DUH! NO SHIT. The point you have missed (because you are too busy trying to attack me personally) is that way more people are paying than were pirating. The decrease in pirating isn't anywhere near the increase in paying customers. So where did the customers come from?
The decrease in piracy is actually pretty consistent with reductions around the world. It's almost certain that some became paying customers, but the number of paying customers largely exceeds any decrease in piracy. It's not a one to one trade. So why?
So put down the old pre-whacked dead horses and actually think about it. I know it's hard, life with nothing but stereotypes and piracy jingoism is easy. But actually thinking moves you away from your comfortable spot and actually helps you to grow. It's for your own good, grandpa.

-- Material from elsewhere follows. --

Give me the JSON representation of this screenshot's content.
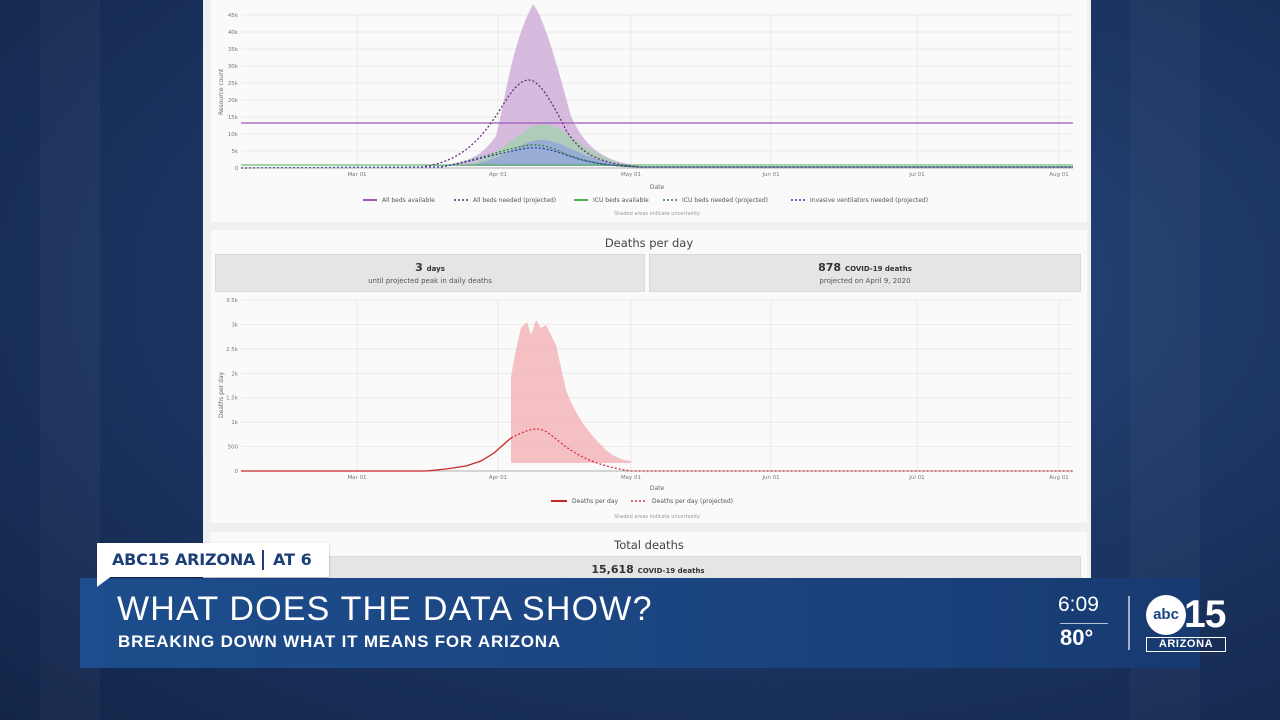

[ link to this | view in thread ]
Re: Re: Re: Re: Re: Re: Re:
You are truly pathetic.
The reality is not hard to understand, if you apply some of the limited brain power you possess into understanding the real world rather than coming up with silly names and new realities to allow you to escape what's really happening.
To put it quite simply - this is not a zero sum game. Some people subscribe to multiple services, some don't. Some both purchase and rent, some only stream rentals. Many people both pirate and pay, in various combinations. Some people have never pirated, but will happily pay for the legal options now they exist.

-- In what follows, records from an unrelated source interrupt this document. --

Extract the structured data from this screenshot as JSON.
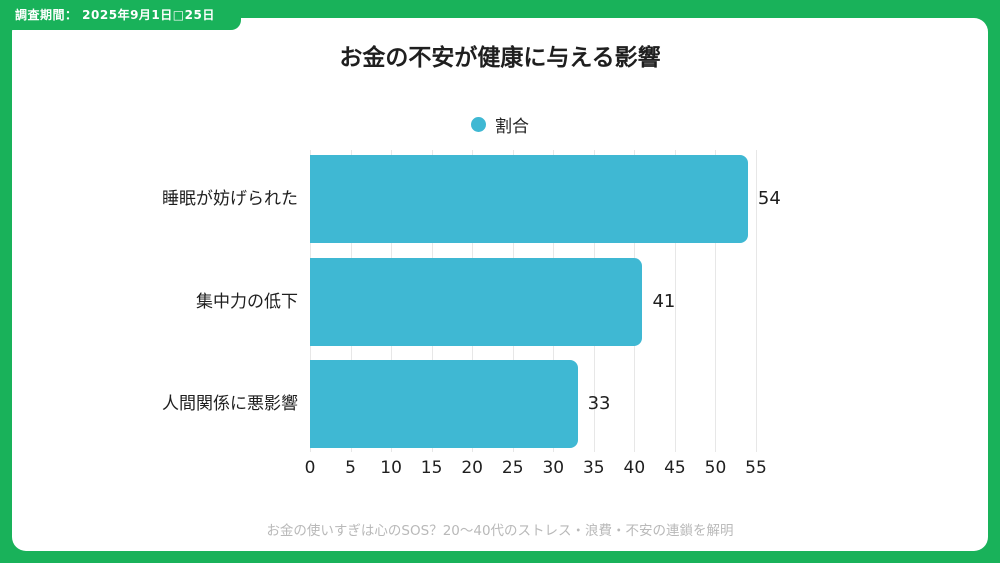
{
  "badge": {
    "label": "調査期間： 2025年9月1日□25日"
  },
  "title": "お金の不安が健康に与える影響",
  "legend": {
    "label": "割合"
  },
  "footer": "お金の使いすぎは心のSOS？20〜40代のストレス・浪費・不安の連鎖を解明",
  "colors": {
    "frame_green": "#19b25a",
    "bar_teal": "#3fb8d3",
    "gridline": "#e7e7e7",
    "footer_gray": "#b9b9b9",
    "text": "#1f1f1f"
  },
  "chart_data": {
    "type": "bar",
    "orientation": "horizontal",
    "title": "お金の不安が健康に与える影響",
    "series_name": "割合",
    "categories": [
      "睡眠が妨げられた",
      "集中力の低下",
      "人間関係に悪影響"
    ],
    "values": [
      54,
      41,
      33
    ],
    "xlim": [
      0,
      55
    ],
    "xticks": [
      0,
      5,
      10,
      15,
      20,
      25,
      30,
      35,
      40,
      45,
      50,
      55
    ],
    "grid": true,
    "legend_position": "top",
    "value_labels": true
  }
}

As usual, you're attacking an argument nobody else is addressing. Nobody but you seems to have expected a one to one trade between legal options and piracy. That's something you've apparently made up from whole cloth. What has been argued in the past is that you can't "compete with free", and the success of Netflix and other services handily disproves that. Any lower revenues are the result of a natural consumer-driven shift from a purchase to a rental model, and that's just the reality of the marketplace that exists in the current day. Nobody's going to pay purchase prices for a rental, no matter how much you whine.
But, hey, if you want to lie about me personally just to get some cheap shots in while you proudly display your ignorance, go for it. Anyone reading your tiresome crap will know who is actually addressing reality and who is a pathetic contrarian troll, and they know you are on the wrong side of that coin.
[ link to this | view in thread ]
Re: Re: Re: Re: Re: Re: Re: Re:
As usual, you're attacking an argument nobody else is addressing.
This is coming from the guy who expects to find his remarks in comment threads via search engines like Google.
Making arguments nobody else has brought up or addressed is MyNameHere's bread and butter. It's the passive-aggressive love letter to average joe/antidirt's "y u no debate me masnick, diaf".
[ link to this | view in thread ]
Re: Re: Re: Re: Re: Re: Re: Re: Re:
It's silly that we have to introduce honesty into every argument, but when you have someone seriously complaining that people don't pay the same for a Netflix sub as they would have done to buy every title they watch outright on DVD, you have to make sure they look as ridiculous as they are.